Ahead of the Reserve Bank of India’s (RBI) bi-monthly monetary policy review later this week, the State Bank of India has increased the marginal cost of funds-based lending rate (MCLR) by 5 basis points, effective 1 October, across various tenures.

RBI has raised the benchmark repo rate by 50 bps in total in the past two policy meetings, and another hike is being widely expected in its 5 October announcement. 

Typically, home loans are pegged to one-year MCLR. This is the fourth time in calendar year 2018 that SBI has increased one-year MCLR, which has gone up from 7.95% at the beginning of 2018 to 8.50% now, an increase of 55 bps. One bps is one-hundredth of a percentage point.

While new borrowers will have to pay a higher interest rate on their home loans, existing home loan borrowers may continue paying the same rate until the reset clause kicks in. Every loan has a reset clause, which specifies the period after which the prevailing interest rate can be changed.

What is MCLR? 

Till 31 March 2016, all floating rate loans were benchmarked with base rate, which was the lowest rate at which a bank could lend. However, there were concerns that when the overall interest rates were going down, the reduction was not getting passed on to the consumers adequately. Hence, a new and more transparent system was brought in. 

From 1 April 2016, all new floating rate loans, like home and car loans, are linked to MCLR. This rate is based on four components—marginal cost of funds, negative carry on account of cash reserve ratio, operating costs and tenor premium.

MCLR is linked to actual deposit rates. Hence, when deposit rates rise, it indicates the banks are likely to hike MCLR and lending rates are set to go up. When deposit rates go down, the MCLR also goes down subsequently. The way MCLR is calculated, it is more sensitive to RBI policy rate changes and hence transmission is faster.

MCLR is the minimum rate at which commercial banks can lend. Most banks charge a spread to most customers over MCLR, based on the credit and risk profile of the customer and the type of loan that the person is availing. To attract good customers, some banks have also started offering loans at MCLR to customers with a good credit score. 

Base rate vs MCLR 

If you have taken a loan before April 2016 from a bank, which would be a loan based on base rate, you have the option to move from base rate to MCLR. With effect from 1 October, SBI has also increased its base rate from 8.95% to 9%. 
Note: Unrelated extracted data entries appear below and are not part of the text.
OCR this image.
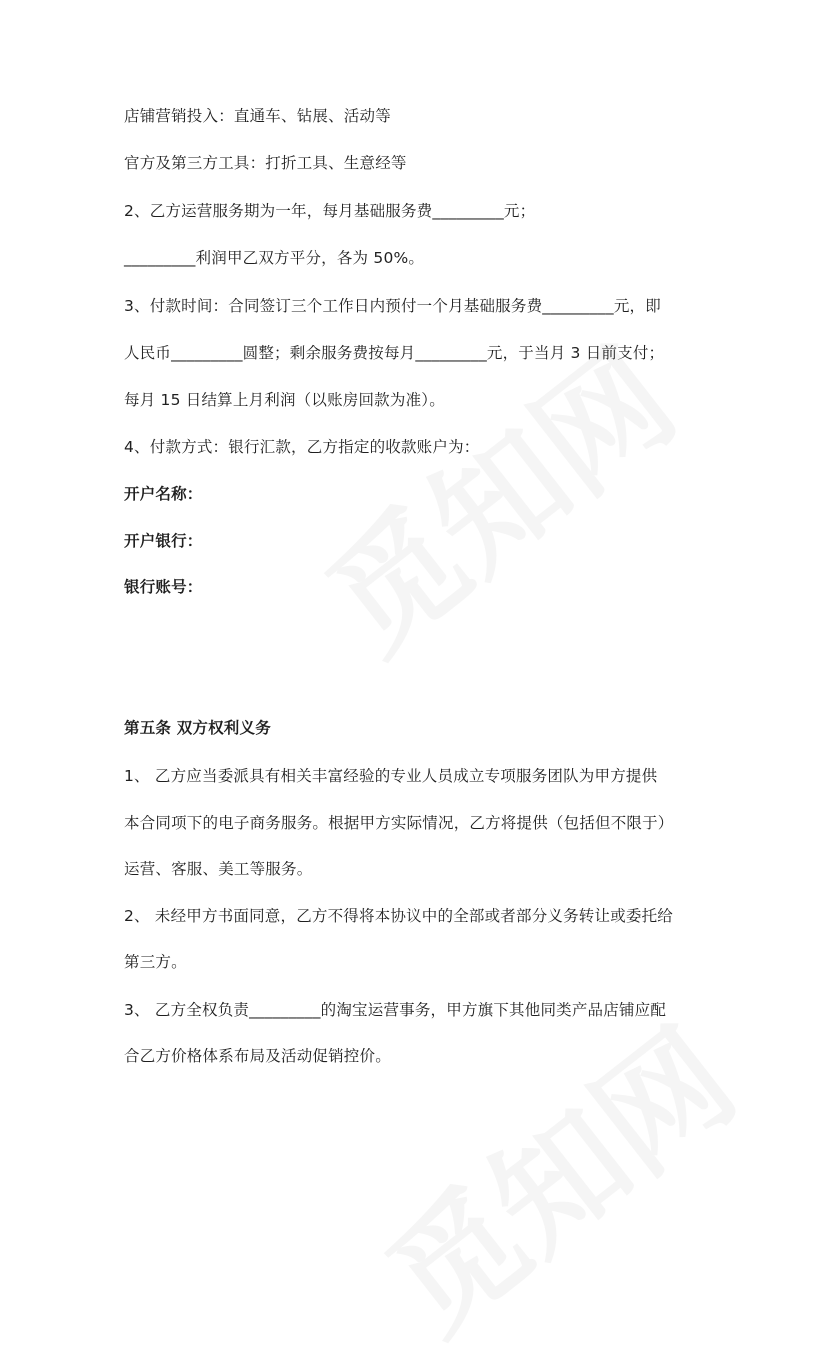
店铺营销投入：直通车、钻展、活动等
官方及第三方工具：打折工具、生意经等
2、乙方运营服务期为一年，每月基础服务费_________元；
_________利润甲乙双方平分，各为 50%。
3、付款时间：合同签订三个工作日内预付一个月基础服务费_________元，即
人民币_________圆整；剩余服务费按每月_________元，于当月 3 日前支付；
每月 15 日结算上月利润（以账房回款为准）。
4、付款方式：银行汇款，乙方指定的收款账户为：
开户名称：
开户银行：
银行账号：
第五条 双方权利义务
1、 乙方应当委派具有相关丰富经验的专业人员成立专项服务团队为甲方提供
本合同项下的电子商务服务。根据甲方实际情况，乙方将提供（包括但不限于）
运营、客服、美工等服务。
2、 未经甲方书面同意，乙方不得将本协议中的全部或者部分义务转让或委托给
第三方。
3、 乙方全权负责_________的淘宝运营事务，甲方旗下其他同类产品店铺应配
合乙方价格体系布局及活动促销控价。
Just like MCLR-based loans, base rate-based loans too charge a spread over the base rate. So while the base rate is higher than MCLR, you need to ascertain the effective rate after the switch in comparison to what you are paying at present. You will also need to take into account the conversion fee to move from base rate to MCLR. While it can be negotiated, banks usually charge 50 bps of the outstanding amount or a flat fee as conversion fee. 

If the difference in the interest rate on older base-rate based loan and the effective rate after switching to MCLR is significant, say over 25 bps, and you have many years of repayment ahead, you might want to make the switch. However, if the difference in the two effective rates is marginal or you have a short repayment time left, you might not want to switch.

If you are a new borrower, shop around to see which lender is offering the best interest rates. If you have a good credit score, you could negotiate and get a rate as low as MCLR itself, particularly for home loans.